LONDON (Reuters) – British Health Secretary Jeremy Hunt on Thursday condemned as “totally irresponsible” a plan by junior doctors in England to hold a five-day strike after the industry’s trade union escalated a long-running dispute with the government.
The British Medical Association (BMA) trade union on Wednesday backed plans for a full walkout of junior doctors from 0700 GMT to 1600 GMT for five days from Sept. 12, the longest in the near 70-year history of the National Health Service.
The union later said junior doctors would also strike on Oct. 5-7 and Oct. 10-11, and for five consecutive days from Nov. 14 and from Dec. 5.
Junior doctors, a term which covers recent medical school graduates right through to doctors who have been working for well over a decade, have staged a series of walk-outs over a new contract the government plans to impose next month.
The government says the new arrangements are part of its plan to bring in a safer and fuller seven-day health service, but the doctors say it will result in them working longer hours at antisocial times, putting patients at risk.
“The way to resolve those differences is to sit round the table to talk, it is cooperation and dialogue, it is not confrontation and strikes. That is why I think this action is totally irresponsible,” Hunt told BBC Radio.
He said around 100,000 operations could be cancelled as a result of the action.
In May, the BMA and the government reached a deal to end the standoff but its members then voted to reject the new terms and conditions.
The BMA said concerns focus on the impact the contract will have on part-time workers and those who work the most weekends.

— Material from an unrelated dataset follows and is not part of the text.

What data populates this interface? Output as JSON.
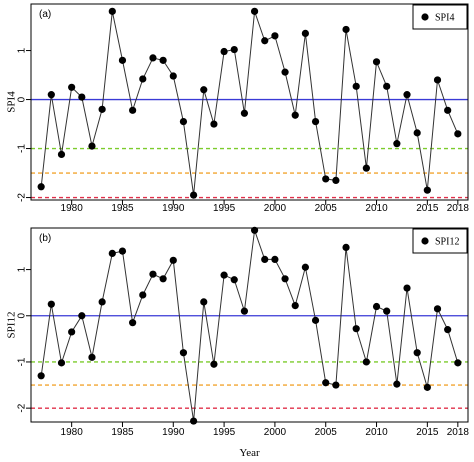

“This is not a situation junior doctors wanted to find themselves in … but in forcing through a contract that junior doctors have rejected and which they don’t believe is good for their patients or themselves, the government has left them with no other choice,” BMA junior doctor committee chair Ellen McCourt said in a statement.
There are some 55,000 junior doctors in England, about a third of the medical workforce. NHS services in Scotland, Wales and Northern Ireland, are managed separately from England.